Variability in Taste Sensitivity

  • Non-tasters and Supertasters: Differences that influence eating habits and health outcomes.


Pathway for Gustatory Information

  • Taste buds activate three nerve pathways (facial, glossopharyngeal, vagus), relaying information to the brain and ultimately to the Primary Gustatory Cortex in the frontal lobe.


Smell (Olfaction)

  • Physical Stimuli: Airborne substances that dissolve in nasal mucus.

  • Olfactory Receptors: Located on olfactory cilia.


Pathway for Olfactory Information

  • Olfactory signals travel through the olfactory cilia to the olfactory bulb, directly to the brain (not mediated by the thalamus).


Touch

  • Touch Receptors:

    • Mechanoreceptors: Respond to mechanical stimuli.

    • Thermoreceptors: Respond to temperature changes.

    • Chemoreceptors: Respond to chemical stimuli.


Pain

  • Adaptive Function: Alerts to injury; promotes protective actions.

    • Types of Pain:

      • Neuropathic Pain: Not adaptive; associated with nerve damage.

      • Inflammatory Pain: Related to activated immune processes.

      • Nociceptive Pain: Linked to tissue-damaging stimuli.


Pain Pathways

  • Fast Pain Pathway: Carries signals for sharp, localized pain (Delta fibers).

  • Slow Pain Pathway: Carries signals for dull, diffuse pain (C fibers).
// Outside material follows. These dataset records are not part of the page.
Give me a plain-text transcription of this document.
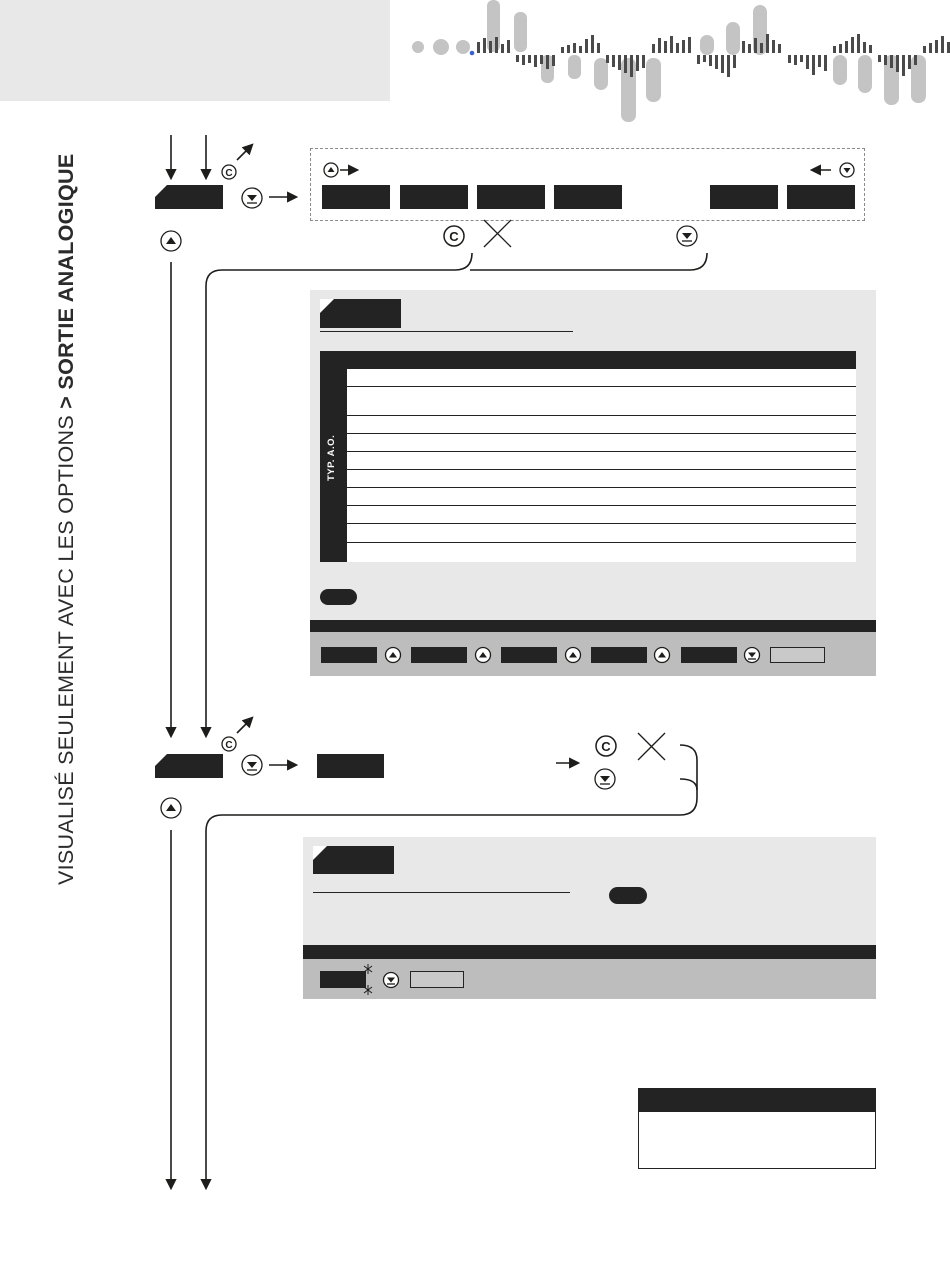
VISUALISÉ SEULEMENT AVEC LES OPTIONS > SORTIE ANALOGIQUE
TYP. A.O.
C
C
C	C
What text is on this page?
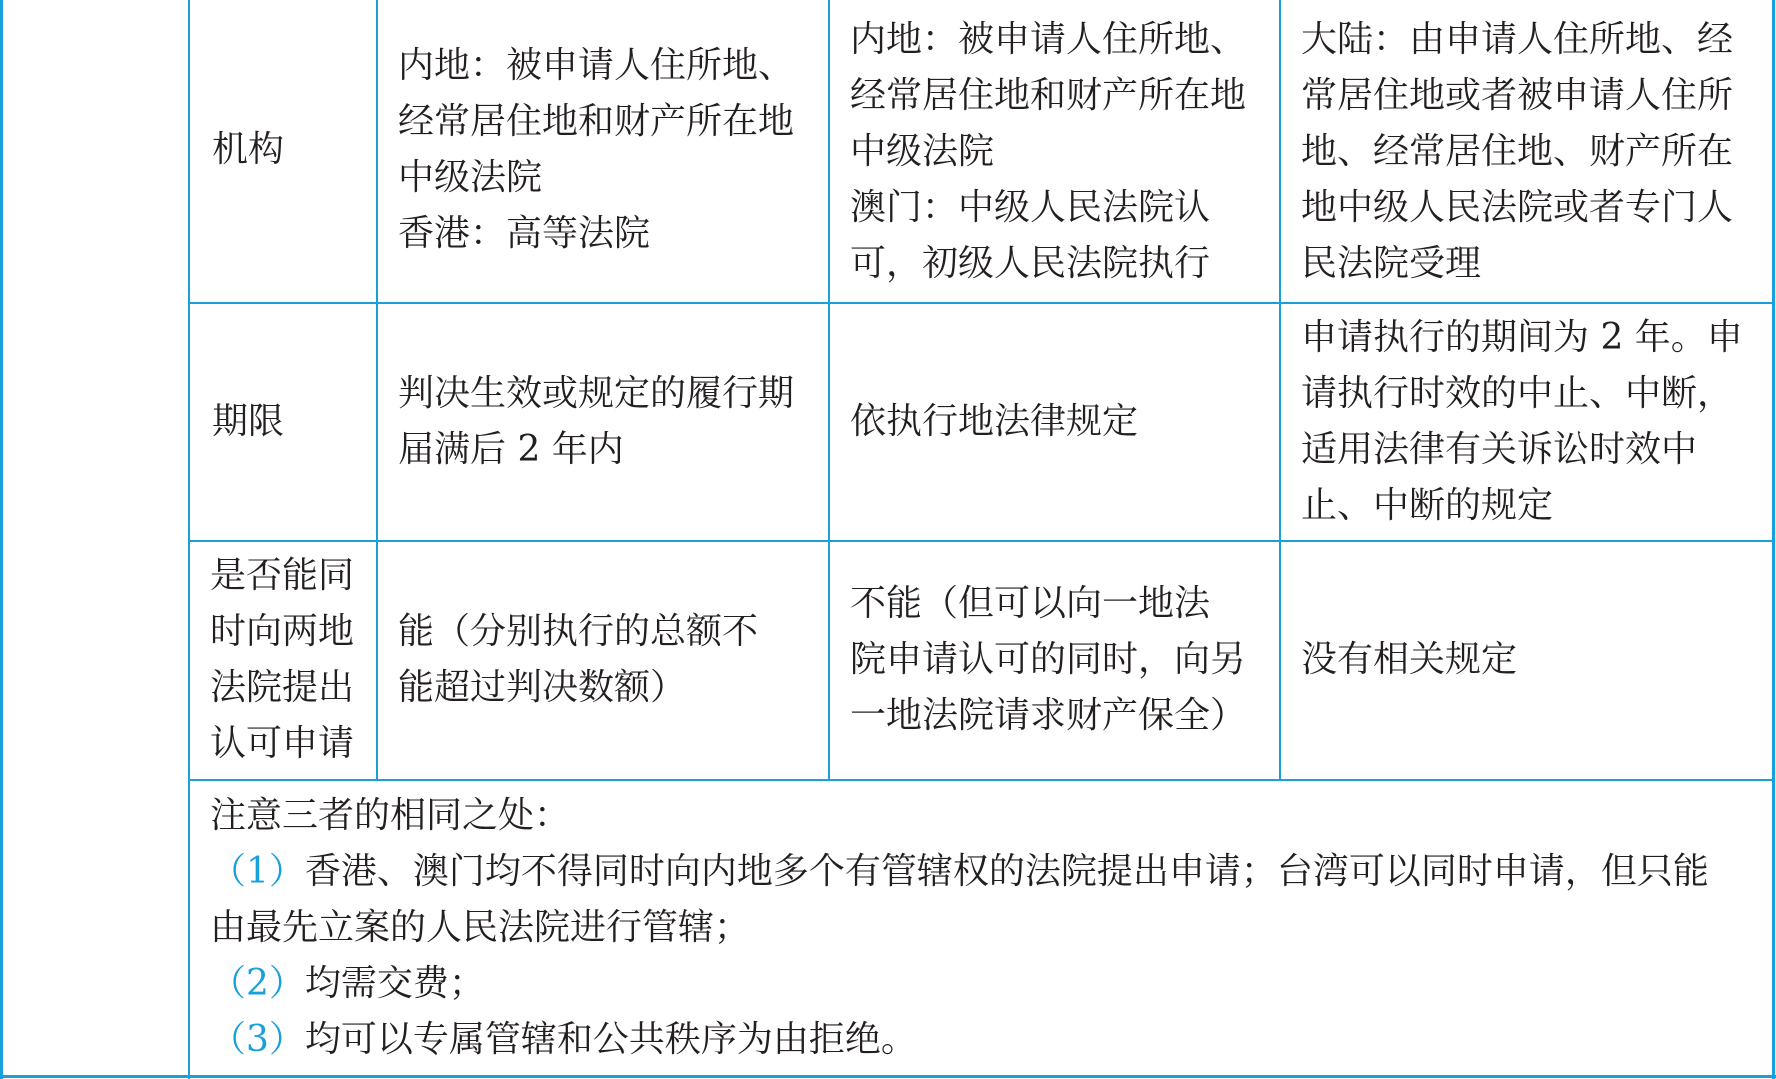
机构
内地：被申请人住所地、
经常居住地和财产所在地
中级法院
香港：高等法院
内地：被申请人住所地、
经常居住地和财产所在地
中级法院
澳门：中级人民法院认
可，初级人民法院执行
大陆：由申请人住所地、经
常居住地或者被申请人住所
地、经常居住地、财产所在
地中级人民法院或者专门人
民法院受理
期限
判决生效或规定的履行期
届满后 2 年内
依执行地法律规定
申请执行的期间为 2 年。申
请执行时效的中止、中断，
适用法律有关诉讼时效中
止、中断的规定
是否能同
时向两地
法院提出
认可申请
能（分别执行的总额不
能超过判决数额）
不能（但可以向一地法
院申请认可的同时，向另
一地法院请求财产保全）
没有相关规定
注意三者的相同之处：
（1）香港、澳门均不得同时向内地多个有管辖权的法院提出申请；台湾可以同时申请，但只能
由最先立案的人民法院进行管辖；
（2）均需交费；
（3）均可以专属管辖和公共秩序为由拒绝。
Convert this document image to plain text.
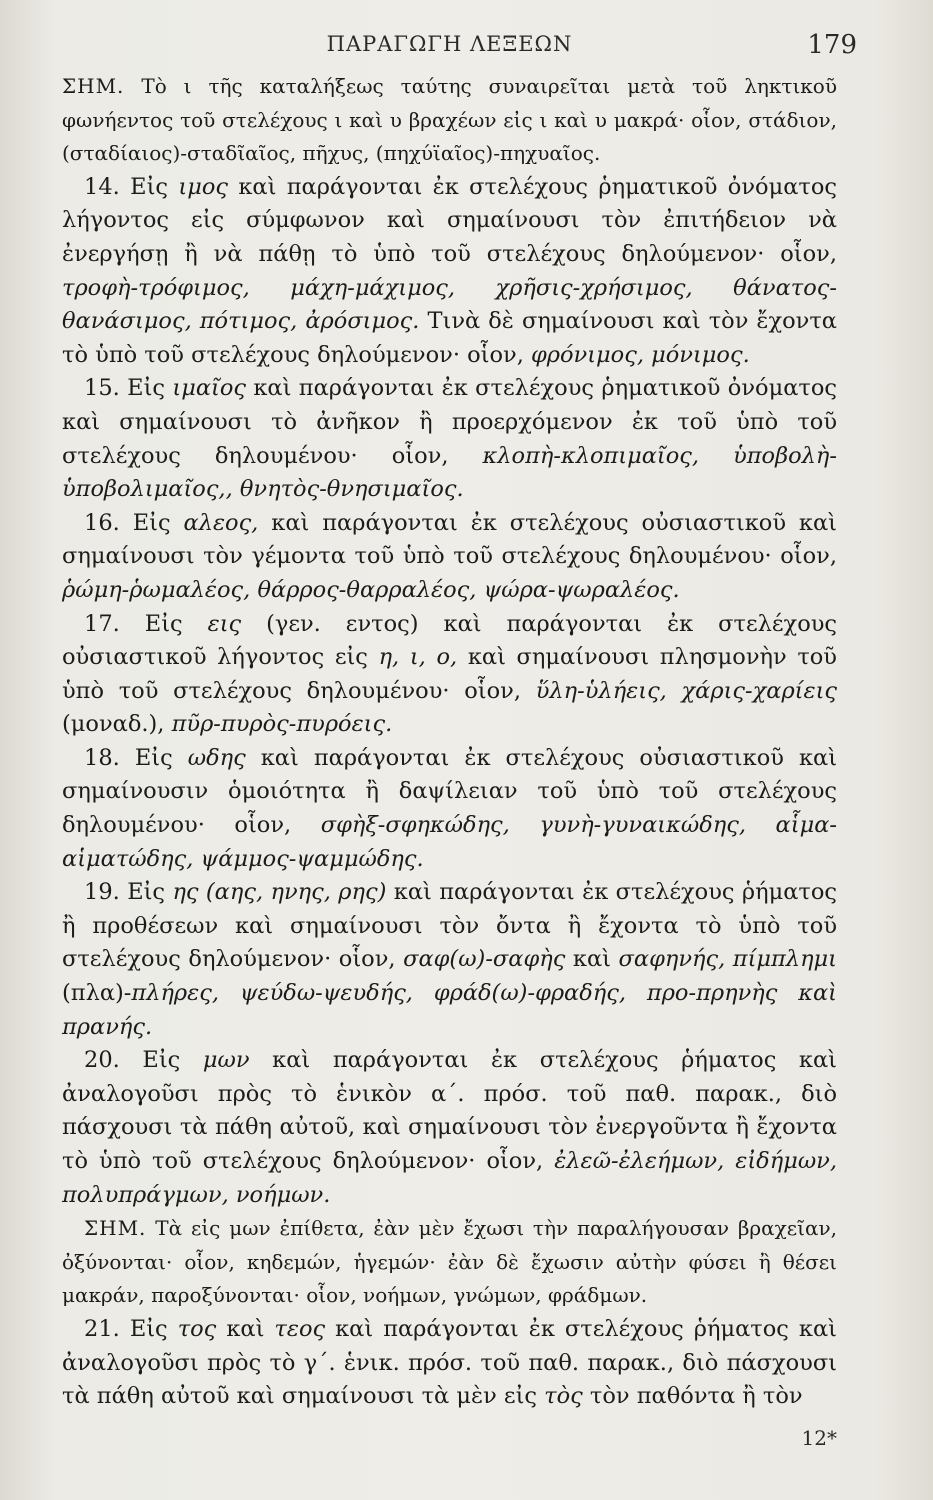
ΠΑΡΑΓΩΓΗ ΛΕΞΕΩΝ	179

ΣΗΜ. Τὸ ι τῆς καταλήξεως ταύτης συναιρεῖται μετὰ τοῦ ληκτικοῦ φωνήεντος τοῦ στελέχους ι καὶ υ βραχέων εἰς ι καὶ υ μακρά· οἷον, στάδιον, (σταδίαιος)-σταδῖαῖος, πῆχυς, (πηχύϊαῖος)-πηχυαῖος.

14. Εἰς ιμος καὶ παράγονται ἐκ στελέχους ῥηματικοῦ ὀνόματος λήγοντος εἰς σύμφωνον καὶ σημαίνουσι τὸν ἐπιτήδειον νὰ ἐνεργήσῃ ἢ νὰ πάθῃ τὸ ὑπὸ τοῦ στελέχους δηλούμενον· οἷον, τροφὴ-τρόφιμος, μάχη-μάχιμος, χρῆσις-χρήσιμος, θάνατος-θανάσιμος, πότιμος, ἀρόσιμος. Τινὰ δὲ σημαίνουσι καὶ τὸν ἔχοντα τὸ ὑπὸ τοῦ στελέχους δηλούμενον· οἷον, φρόνιμος, μόνιμος.

15. Εἰς ιμαῖος καὶ παράγονται ἐκ στελέχους ῥηματικοῦ ὀνόματος καὶ σημαίνουσι τὸ ἀνῆκον ἢ προερχόμενον ἐκ τοῦ ὑπὸ τοῦ στελέχους δηλουμένου· οἷον, κλοπὴ-κλοπιμαῖος, ὑποβολὴ-ὑποβολιμαῖος,, θνητὸς-θνησιμαῖος.

16. Εἰς αλεος, καὶ παράγονται ἐκ στελέχους οὐσιαστικοῦ καὶ σημαίνουσι τὸν γέμοντα τοῦ ὑπὸ τοῦ στελέχους δηλουμένου· οἷον, ῥώμη-ῥωμαλέος, θάρρος-θαρραλέος, ψώρα-ψωραλέος.

17. Εἰς εις (γεν. εντος) καὶ παράγονται ἐκ στελέχους οὐσιαστικοῦ λήγοντος εἰς η, ι, ο, καὶ σημαίνουσι πλησμονὴν τοῦ ὑπὸ τοῦ στελέχους δηλουμένου· οἷον, ὕλη-ὑλήεις, χάρις-χαρίεις (μοναδ.), πῦρ-πυρὸς-πυρόεις.

18. Εἰς ωδης καὶ παράγονται ἐκ στελέχους οὐσιαστικοῦ καὶ σημαίνουσιν ὁμοιότητα ἢ δαψίλειαν τοῦ ὑπὸ τοῦ στελέχους δηλουμένου· οἷον, σφὴξ-σφηκώδης, γυνὴ-γυναικώδης, αἷμα-αἱματώδης, ψάμμος-ψαμμώδης.

19. Εἰς ης (αης, ηνης, ρης) καὶ παράγονται ἐκ στελέχους ῥήματος ἢ προθέσεων καὶ σημαίνουσι τὸν ὄντα ἢ ἔχοντα τὸ ὑπὸ τοῦ στελέχους δηλούμενον· οἷον, σαφ(ω)-σαφὴς καὶ σαφηνής, πίμπλημι (πλα)-πλήρες, ψεύδω-ψευδής, φράδ(ω)-φραδής, προ-πρηνὴς καὶ πρανής.

20. Εἰς μων καὶ παράγονται ἐκ στελέχους ῥήματος καὶ ἀναλογοῦσι πρὸς τὸ ἑνικὸν α΄. πρόσ. τοῦ παθ. παρακ., διὸ πάσχουσι τὰ πάθη αὐτοῦ, καὶ σημαίνουσι τὸν ἐνεργοῦντα ἢ ἔχοντα τὸ ὑπὸ τοῦ στελέχους δηλούμενον· οἷον, ἐλεῶ-ἐλεήμων, εἰδήμων, πολυπράγμων, νοήμων.

ΣΗΜ. Τὰ εἰς μων ἐπίθετα, ἐὰν μὲν ἔχωσι τὴν παραλήγουσαν βραχεῖαν, ὀξύνονται· οἷον, κηδεμών, ἡγεμών· ἐὰν δὲ ἔχωσιν αὐτὴν φύσει ἢ θέσει μακράν, παροξύνονται· οἷον, νοήμων, γνώμων, φράδμων.

21. Εἰς τος καὶ τεος καὶ παράγονται ἐκ στελέχους ῥήματος καὶ ἀναλογοῦσι πρὸς τὸ γ΄. ἑνικ. πρόσ. τοῦ παθ. παρακ., διὸ πάσχουσι τὰ πάθη αὐτοῦ καὶ σημαίνουσι τὰ μὲν εἰς τὸς τὸν παθόντα ἢ τὸν

12*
Pain Processing in the Brain

  • Processed in the somatosensory cortex, organized somatotopically for spatial representation.


Other Senses

  • Kinesthetic Sense: Awareness of body positions via receptors in joints and muscles.

  • Vestibular Sense: Equilibrium and balance, managed by semicircular canals in the inner ear.


Conclusions

  • Sensation and Perception: Two distinct processes; sensation involves bodily receptors while perception is processed in the brain. They may not always align.